Between the two pics above there isn't a great deal of difference when I expected some black clad, jump boot wearing SWAT type from the title. I am not in favor of "military" style clothing for every day wear for officers. They are not military and yet as soon as they dress the part they start calling themselves operators and refer to us as civilians...well they are civilians not military. It has been shown in several studies that dressing the part tends to make them act the part which causes a bigger rift between them and the general public. 

As to "protect and serve" the SCOTUS declared they have no duty to protect the general public. I have three officers living on my street, another up the road that is the head deputy in this area and the sheriff waves each time he passes me on the street, all good guys and all dress in the khaki uniforms but none decked out as SWAT.

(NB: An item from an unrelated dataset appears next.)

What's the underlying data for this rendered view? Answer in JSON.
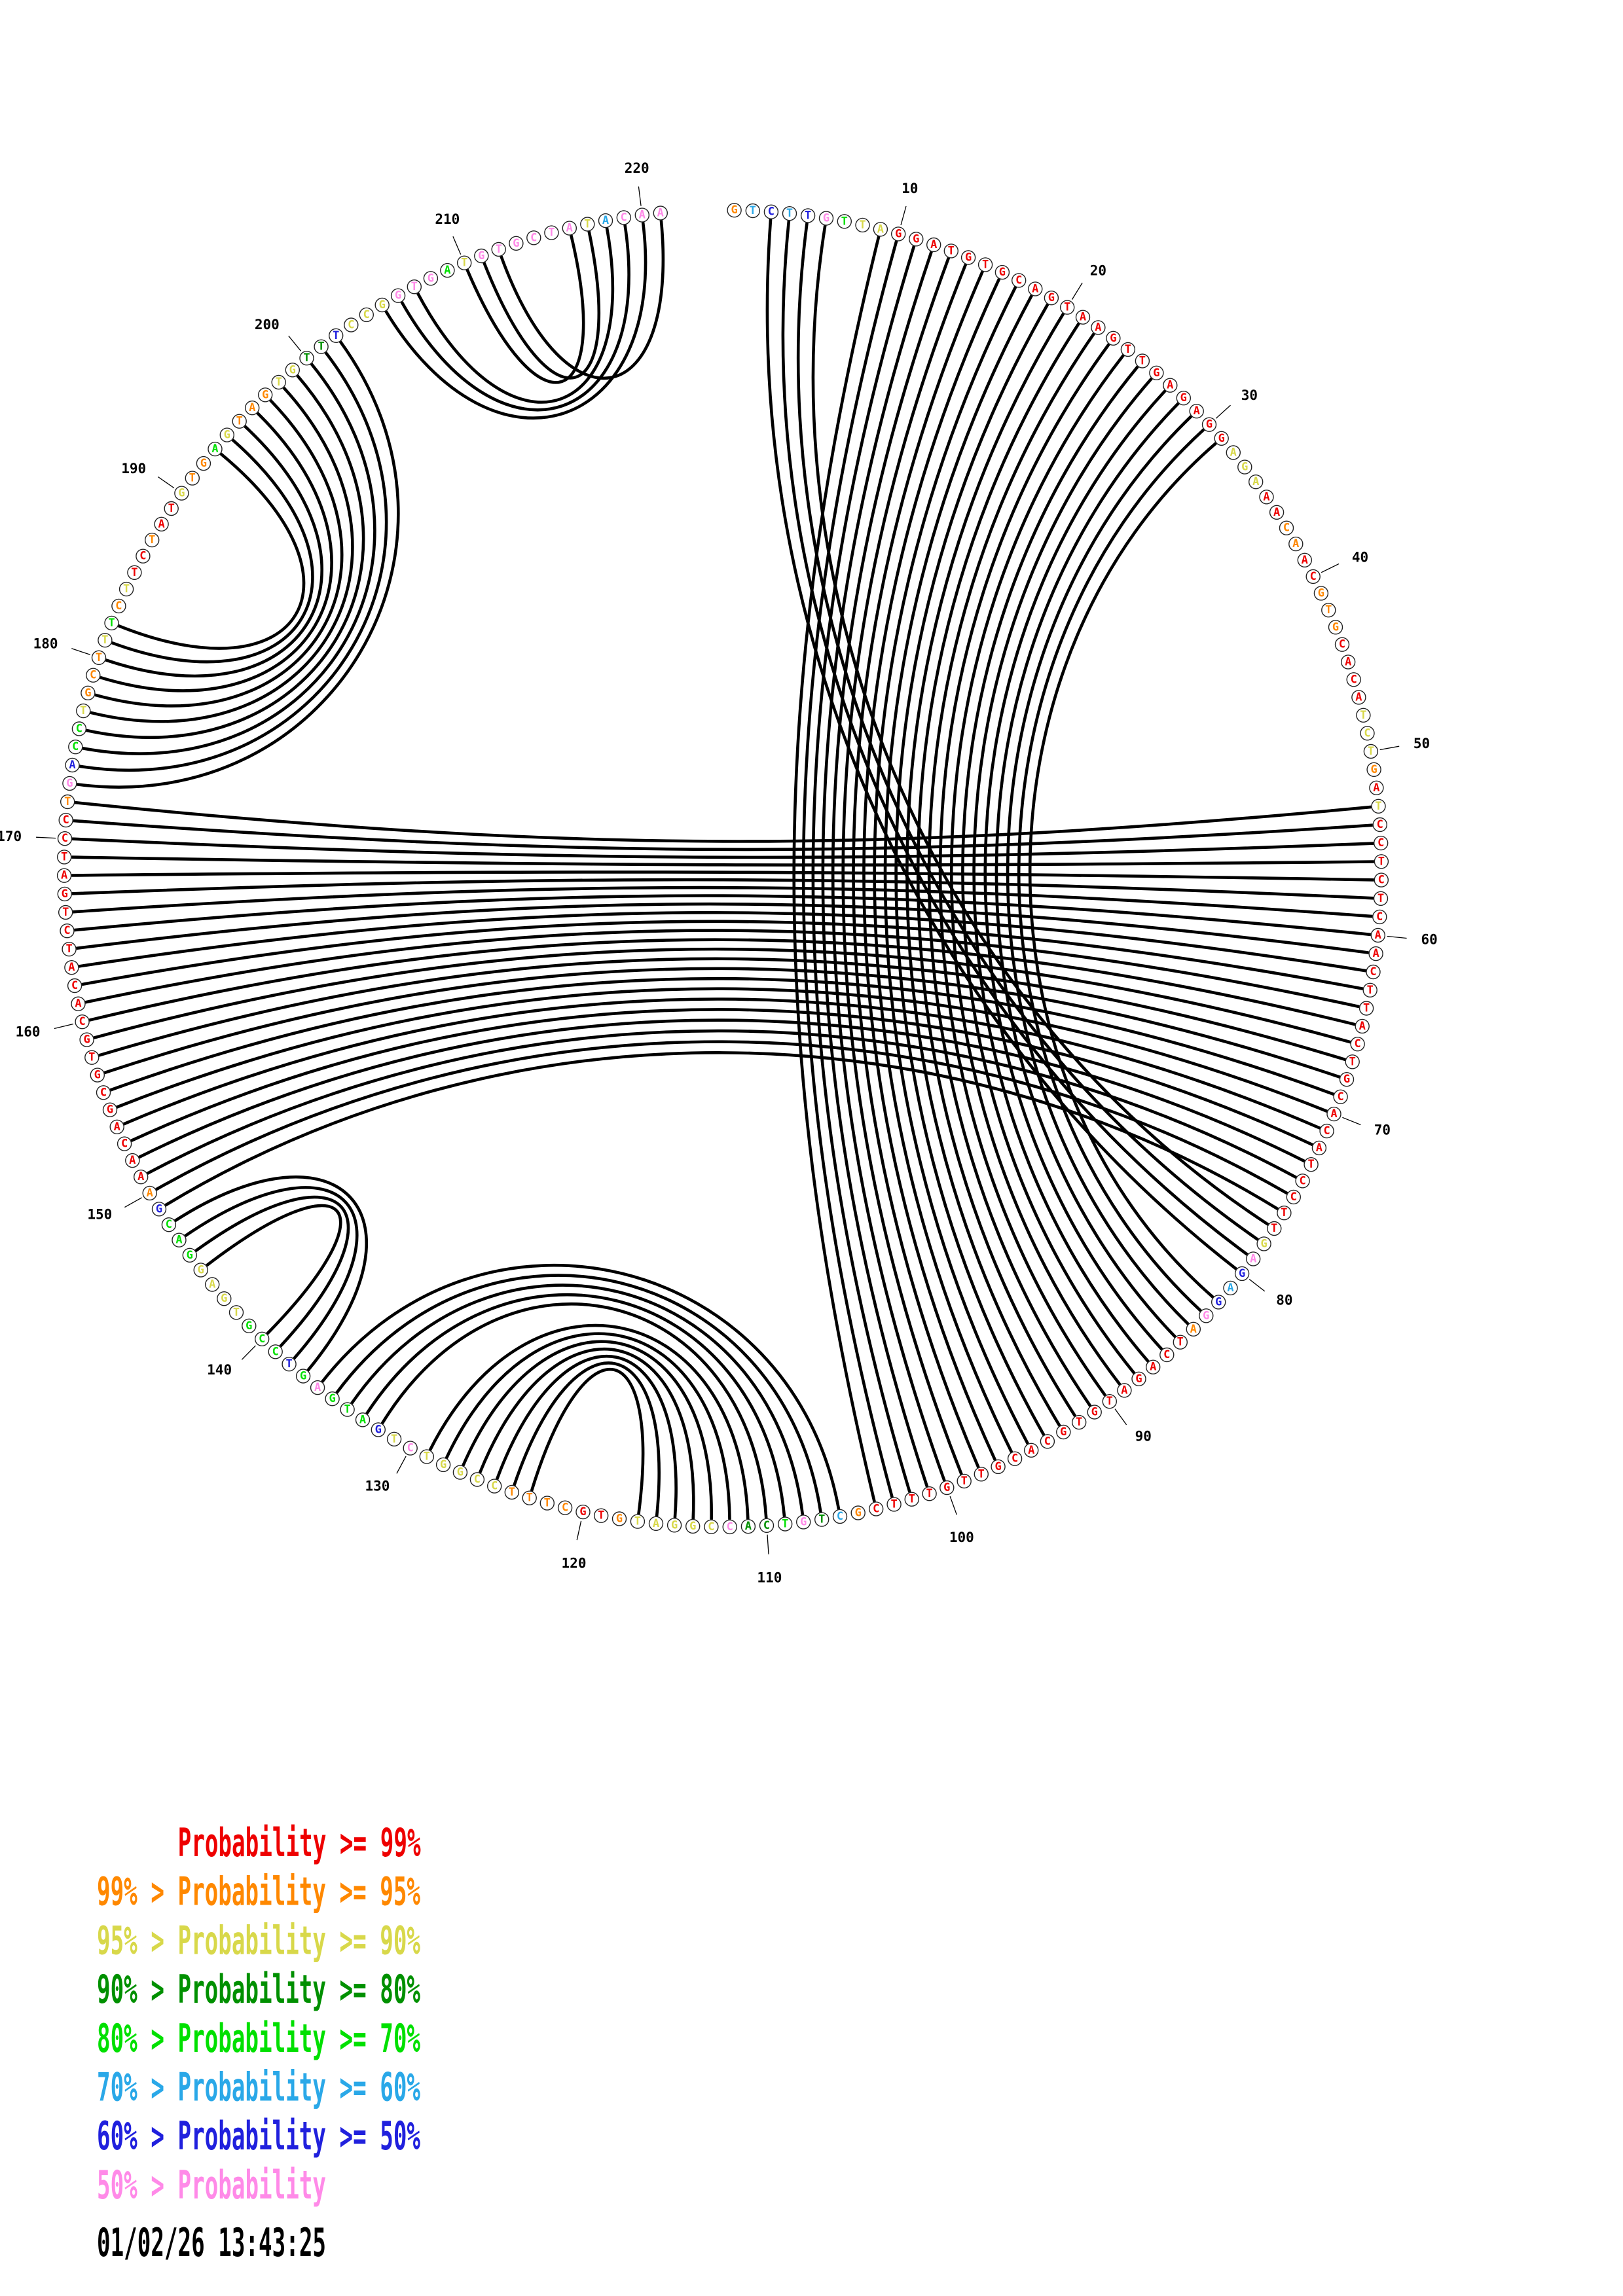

Reactions: Agree 1 | Great Post 1


----------



## DKMD (Jun 10, 2015)

NYWoodturner said:


> I think they should ban the clip ons and teach them to tie a tie to reach past their bellies...



I don't think they make ties long enough for some of those bellies

Reactions: Funny 3


----------



## jmurray (Jun 10, 2015)

The hat makes it look official.

Reactions: Funny 1


----------



## duncsuss (Jun 11, 2015)

Eggcorn? Perhaps a _less military_ look? Nothing about the old-style police uniform looks "militant" (according to the Merriam-Webster definition) to me.

But ... I like the fact that this Sheriff is thinking about changes to the old way of doing things -- whether it's to save money or not. Changes in minor areas (like uniform) can prevent folk from getting stuck in the mindset that "something must be done the way it's always been done because that's the way it's always been done." Once the reason for doing something a particular way has changed, it's time to consider alternatives.

Reactions: Like 1 | Agree 2


----------



## Mike Mills (Jun 11, 2015)

I would go with the standard uniform but it can be toned down. I have never thought of the uniform as "militant" but I assume uniforms may be military inspired to provide instant recognition.

As far as "stasi" here is what Encyclopedia Britannica says in part..."it sought to infiltrate every institution of society and every aspect of daily life, including even intimate personal and familial relationships".

If I think of the stasi in the USA I think of these folks and their "uniforms" as fitting the above definition.



If law officers go more casual and "friendly" then they need to dress like this for many areas.

Reactions: Like 1 | Agree 1 | Funny 1


----------